なぜヒトは、「偶然(たまたま)」を「必然(やっぱり)」と勘違いしてしまうのか?

以下の例を間違えてしまった人は、ぜひ読んでみてください。

特に例題2にみられるようなことは日常茶飯事だと思います。


『例題1』

テレビのゲーム番組で、競技者が3つのドアの選択権を与えられるとします。

1つのドアの後ろには車が、残りのドアの後ろにはヤギがいます。

競技者が1つのドアを選択した後、すべてのドアの後ろに何があるかを知っている司会者が、

選ばれなかった2つのドアの内の1つを開けます。

そして競技者にこう言います。

『開いてないもう1つのドアに選択を変えますか?』

選択を変更することは競技者にとって得策でしょうか?


いっけん、かなりばかげた問題のように思える。

選択を変えようがかえまいが、勝つ可能性が半々であることは自明であるように思える。

しかし、実際には選択を変更したほうが得策なのである。


『例題2』

あなたがHIV検査を受けその結果が陽性であったとき、

あなたが本当にHIVである可能性はどれくらいだろうか?

そのHIV検査は、エイズウイルスに感染していないときに

HIV検査で陽性と出るのは1000の血液サンプル中わずか1サンプルであることがわかっている。

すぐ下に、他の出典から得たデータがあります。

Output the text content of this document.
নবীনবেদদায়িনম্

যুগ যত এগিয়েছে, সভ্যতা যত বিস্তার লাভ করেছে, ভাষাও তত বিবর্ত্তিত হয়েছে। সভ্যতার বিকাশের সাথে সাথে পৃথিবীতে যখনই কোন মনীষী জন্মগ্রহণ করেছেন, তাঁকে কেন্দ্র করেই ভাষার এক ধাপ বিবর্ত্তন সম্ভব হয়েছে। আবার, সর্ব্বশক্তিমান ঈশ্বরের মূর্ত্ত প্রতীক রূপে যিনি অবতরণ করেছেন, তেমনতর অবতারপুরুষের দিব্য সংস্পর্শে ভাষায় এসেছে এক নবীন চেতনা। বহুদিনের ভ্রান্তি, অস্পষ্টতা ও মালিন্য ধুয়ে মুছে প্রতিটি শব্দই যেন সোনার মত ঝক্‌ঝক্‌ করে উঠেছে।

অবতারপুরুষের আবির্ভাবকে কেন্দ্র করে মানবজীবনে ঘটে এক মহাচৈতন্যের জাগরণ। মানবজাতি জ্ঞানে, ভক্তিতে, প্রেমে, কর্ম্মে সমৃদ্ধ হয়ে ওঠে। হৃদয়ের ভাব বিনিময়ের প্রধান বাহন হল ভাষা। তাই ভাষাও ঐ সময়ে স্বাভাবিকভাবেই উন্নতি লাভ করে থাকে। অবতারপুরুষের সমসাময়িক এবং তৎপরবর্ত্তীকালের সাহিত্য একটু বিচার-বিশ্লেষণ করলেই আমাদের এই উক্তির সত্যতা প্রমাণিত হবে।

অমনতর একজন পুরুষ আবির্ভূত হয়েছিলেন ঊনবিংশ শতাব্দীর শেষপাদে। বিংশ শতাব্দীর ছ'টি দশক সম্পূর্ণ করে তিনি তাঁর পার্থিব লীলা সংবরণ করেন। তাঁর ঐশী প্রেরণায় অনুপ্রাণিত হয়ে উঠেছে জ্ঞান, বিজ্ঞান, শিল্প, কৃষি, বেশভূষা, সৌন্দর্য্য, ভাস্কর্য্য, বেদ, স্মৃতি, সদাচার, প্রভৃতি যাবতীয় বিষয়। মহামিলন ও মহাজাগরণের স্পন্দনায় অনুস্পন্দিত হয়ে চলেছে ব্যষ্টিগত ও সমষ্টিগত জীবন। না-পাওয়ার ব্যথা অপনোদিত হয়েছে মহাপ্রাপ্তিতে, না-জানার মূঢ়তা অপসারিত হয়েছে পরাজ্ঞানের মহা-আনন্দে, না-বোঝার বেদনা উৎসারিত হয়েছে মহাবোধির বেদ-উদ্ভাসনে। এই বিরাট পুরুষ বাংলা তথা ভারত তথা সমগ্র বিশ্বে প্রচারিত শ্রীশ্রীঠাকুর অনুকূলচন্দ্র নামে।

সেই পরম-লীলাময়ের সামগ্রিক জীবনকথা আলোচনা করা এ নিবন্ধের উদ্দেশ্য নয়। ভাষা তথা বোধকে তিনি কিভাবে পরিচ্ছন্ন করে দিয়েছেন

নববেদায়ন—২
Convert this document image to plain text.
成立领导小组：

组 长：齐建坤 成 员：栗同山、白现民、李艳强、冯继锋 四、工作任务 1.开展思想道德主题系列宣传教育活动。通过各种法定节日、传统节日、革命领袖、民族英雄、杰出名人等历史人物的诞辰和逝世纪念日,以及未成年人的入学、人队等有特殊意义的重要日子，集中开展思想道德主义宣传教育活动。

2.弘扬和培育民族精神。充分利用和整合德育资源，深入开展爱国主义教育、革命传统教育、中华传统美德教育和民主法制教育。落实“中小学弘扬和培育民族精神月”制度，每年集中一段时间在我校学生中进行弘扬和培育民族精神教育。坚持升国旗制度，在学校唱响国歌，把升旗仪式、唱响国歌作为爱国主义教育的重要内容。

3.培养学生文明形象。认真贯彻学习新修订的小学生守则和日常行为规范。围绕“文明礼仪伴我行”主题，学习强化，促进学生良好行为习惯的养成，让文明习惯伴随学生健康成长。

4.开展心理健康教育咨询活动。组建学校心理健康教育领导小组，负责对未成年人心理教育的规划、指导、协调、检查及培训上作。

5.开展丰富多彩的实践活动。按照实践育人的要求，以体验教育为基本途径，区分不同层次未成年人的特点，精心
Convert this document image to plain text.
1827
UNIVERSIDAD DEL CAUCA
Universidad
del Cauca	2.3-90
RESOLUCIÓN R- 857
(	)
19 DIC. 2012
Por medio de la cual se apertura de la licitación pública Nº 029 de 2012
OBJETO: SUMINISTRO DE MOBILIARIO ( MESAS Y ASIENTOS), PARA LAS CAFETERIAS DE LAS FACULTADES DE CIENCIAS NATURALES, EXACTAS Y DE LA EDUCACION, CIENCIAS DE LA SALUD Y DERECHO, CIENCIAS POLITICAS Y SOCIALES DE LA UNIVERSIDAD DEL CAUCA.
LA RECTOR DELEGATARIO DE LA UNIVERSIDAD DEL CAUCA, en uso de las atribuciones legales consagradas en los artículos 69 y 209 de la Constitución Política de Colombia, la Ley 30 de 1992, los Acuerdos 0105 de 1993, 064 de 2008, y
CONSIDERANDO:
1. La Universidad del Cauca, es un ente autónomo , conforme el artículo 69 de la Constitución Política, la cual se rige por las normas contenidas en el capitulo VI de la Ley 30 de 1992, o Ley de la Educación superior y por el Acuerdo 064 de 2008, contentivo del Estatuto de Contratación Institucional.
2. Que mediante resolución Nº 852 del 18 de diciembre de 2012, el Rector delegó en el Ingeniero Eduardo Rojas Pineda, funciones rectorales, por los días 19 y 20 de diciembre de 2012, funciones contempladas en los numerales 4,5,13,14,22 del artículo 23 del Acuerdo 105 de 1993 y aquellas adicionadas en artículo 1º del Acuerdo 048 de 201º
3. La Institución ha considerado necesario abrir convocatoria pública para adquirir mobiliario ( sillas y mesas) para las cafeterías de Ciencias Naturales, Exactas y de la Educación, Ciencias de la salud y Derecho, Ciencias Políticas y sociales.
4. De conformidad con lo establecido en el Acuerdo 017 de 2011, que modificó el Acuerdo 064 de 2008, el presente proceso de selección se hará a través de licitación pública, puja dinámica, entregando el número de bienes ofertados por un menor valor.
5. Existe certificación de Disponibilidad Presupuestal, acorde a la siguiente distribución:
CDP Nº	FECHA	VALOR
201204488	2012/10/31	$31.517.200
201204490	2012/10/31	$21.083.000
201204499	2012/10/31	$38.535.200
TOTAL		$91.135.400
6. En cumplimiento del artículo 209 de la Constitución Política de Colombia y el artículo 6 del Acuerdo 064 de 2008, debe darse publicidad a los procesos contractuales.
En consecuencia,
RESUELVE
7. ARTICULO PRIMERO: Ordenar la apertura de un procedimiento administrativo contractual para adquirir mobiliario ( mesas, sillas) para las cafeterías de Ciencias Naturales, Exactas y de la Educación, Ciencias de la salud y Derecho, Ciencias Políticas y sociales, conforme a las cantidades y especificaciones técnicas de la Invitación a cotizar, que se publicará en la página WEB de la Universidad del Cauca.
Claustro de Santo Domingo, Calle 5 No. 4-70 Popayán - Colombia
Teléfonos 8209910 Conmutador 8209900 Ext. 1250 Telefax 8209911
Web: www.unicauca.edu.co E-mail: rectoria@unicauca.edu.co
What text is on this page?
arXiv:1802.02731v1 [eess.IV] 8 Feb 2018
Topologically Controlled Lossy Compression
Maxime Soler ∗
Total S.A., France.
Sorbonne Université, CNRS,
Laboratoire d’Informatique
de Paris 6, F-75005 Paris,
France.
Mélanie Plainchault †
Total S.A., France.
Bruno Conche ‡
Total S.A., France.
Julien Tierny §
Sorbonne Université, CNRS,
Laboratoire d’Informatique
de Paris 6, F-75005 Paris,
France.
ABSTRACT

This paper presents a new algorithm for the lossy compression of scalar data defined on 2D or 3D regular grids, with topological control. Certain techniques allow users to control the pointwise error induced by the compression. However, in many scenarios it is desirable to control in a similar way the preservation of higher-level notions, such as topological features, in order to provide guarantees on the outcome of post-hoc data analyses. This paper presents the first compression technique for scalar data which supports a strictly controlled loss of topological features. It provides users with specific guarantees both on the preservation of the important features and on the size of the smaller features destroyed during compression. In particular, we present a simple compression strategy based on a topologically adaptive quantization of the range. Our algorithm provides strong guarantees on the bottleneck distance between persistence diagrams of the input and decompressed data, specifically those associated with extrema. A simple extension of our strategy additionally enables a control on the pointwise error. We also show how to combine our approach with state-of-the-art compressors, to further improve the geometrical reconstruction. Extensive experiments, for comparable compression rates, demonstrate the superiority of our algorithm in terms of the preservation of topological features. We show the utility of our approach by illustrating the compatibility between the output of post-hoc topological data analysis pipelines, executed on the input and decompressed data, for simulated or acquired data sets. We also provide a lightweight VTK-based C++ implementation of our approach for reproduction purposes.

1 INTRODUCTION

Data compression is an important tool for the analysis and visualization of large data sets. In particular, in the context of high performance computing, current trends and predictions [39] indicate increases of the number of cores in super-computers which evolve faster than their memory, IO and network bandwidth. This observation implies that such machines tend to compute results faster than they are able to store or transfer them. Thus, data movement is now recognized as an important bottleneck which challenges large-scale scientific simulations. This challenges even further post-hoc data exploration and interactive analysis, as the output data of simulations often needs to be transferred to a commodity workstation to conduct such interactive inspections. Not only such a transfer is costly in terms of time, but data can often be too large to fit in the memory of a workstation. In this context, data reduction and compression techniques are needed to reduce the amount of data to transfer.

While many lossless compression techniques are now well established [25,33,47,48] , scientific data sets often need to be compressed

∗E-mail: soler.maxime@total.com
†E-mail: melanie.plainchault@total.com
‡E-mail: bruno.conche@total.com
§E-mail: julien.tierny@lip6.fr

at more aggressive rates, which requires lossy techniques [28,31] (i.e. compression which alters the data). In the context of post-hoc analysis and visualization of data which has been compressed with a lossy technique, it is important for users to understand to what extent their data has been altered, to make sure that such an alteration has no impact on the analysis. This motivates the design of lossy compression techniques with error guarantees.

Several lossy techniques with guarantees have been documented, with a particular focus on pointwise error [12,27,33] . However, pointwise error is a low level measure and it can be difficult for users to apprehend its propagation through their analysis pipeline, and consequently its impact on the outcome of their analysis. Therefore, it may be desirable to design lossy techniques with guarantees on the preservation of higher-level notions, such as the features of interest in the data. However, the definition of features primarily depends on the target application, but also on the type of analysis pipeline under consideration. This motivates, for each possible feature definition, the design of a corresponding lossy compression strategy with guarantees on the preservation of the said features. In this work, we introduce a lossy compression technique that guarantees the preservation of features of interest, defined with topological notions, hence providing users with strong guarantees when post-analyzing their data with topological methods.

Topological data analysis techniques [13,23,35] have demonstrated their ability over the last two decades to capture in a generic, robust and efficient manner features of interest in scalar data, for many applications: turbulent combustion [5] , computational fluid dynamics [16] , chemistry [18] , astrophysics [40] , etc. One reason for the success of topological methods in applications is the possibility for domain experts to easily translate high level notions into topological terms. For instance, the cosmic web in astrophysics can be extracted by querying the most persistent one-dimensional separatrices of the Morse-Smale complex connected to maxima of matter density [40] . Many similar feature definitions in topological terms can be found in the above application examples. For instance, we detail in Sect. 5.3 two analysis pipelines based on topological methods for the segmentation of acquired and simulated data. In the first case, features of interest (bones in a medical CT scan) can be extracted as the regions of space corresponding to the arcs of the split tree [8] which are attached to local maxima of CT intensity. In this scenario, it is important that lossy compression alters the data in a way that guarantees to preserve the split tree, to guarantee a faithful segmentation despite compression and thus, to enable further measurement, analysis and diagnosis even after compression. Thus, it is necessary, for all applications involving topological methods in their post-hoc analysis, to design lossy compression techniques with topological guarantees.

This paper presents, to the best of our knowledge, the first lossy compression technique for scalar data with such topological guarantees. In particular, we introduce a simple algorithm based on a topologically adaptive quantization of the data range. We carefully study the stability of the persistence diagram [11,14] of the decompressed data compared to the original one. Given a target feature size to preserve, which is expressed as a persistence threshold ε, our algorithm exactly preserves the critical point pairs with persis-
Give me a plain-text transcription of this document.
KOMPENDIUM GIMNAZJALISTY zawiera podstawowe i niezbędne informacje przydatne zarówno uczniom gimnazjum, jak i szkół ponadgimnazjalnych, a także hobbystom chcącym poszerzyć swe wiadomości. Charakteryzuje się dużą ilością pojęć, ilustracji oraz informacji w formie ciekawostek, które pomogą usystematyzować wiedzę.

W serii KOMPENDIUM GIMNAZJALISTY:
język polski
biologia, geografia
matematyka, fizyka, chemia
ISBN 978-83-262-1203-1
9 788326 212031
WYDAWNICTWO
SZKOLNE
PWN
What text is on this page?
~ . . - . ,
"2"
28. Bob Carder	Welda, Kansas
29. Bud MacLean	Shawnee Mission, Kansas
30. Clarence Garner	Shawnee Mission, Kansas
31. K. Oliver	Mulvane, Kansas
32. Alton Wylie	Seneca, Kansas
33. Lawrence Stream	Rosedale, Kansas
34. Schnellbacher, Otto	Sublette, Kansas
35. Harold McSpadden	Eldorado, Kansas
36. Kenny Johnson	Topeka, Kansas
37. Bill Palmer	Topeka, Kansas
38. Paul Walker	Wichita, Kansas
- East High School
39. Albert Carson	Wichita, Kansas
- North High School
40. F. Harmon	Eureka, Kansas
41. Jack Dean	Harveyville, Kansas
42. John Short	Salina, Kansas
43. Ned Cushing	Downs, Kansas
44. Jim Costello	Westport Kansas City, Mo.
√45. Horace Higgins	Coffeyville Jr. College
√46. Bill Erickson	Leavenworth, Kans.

そしてあなたと同じ条件(異性愛者で麻薬常習者ではない)男性が

HIVに感染しているのは1万人に1人であることが疫学的調査で分かっているとする。


答えは、11分の10の確率であなたはHIVに感染していない。

1000分の999と思った方はベイズ理論が理解できていない。

多くの医師が同様の誤解をし、患者を無用な混乱に陥らせている。

検査の感度特異度を知ると同時に、その患者が属している集団の有病率、

つまり検査前確率を把握しておく必要がある。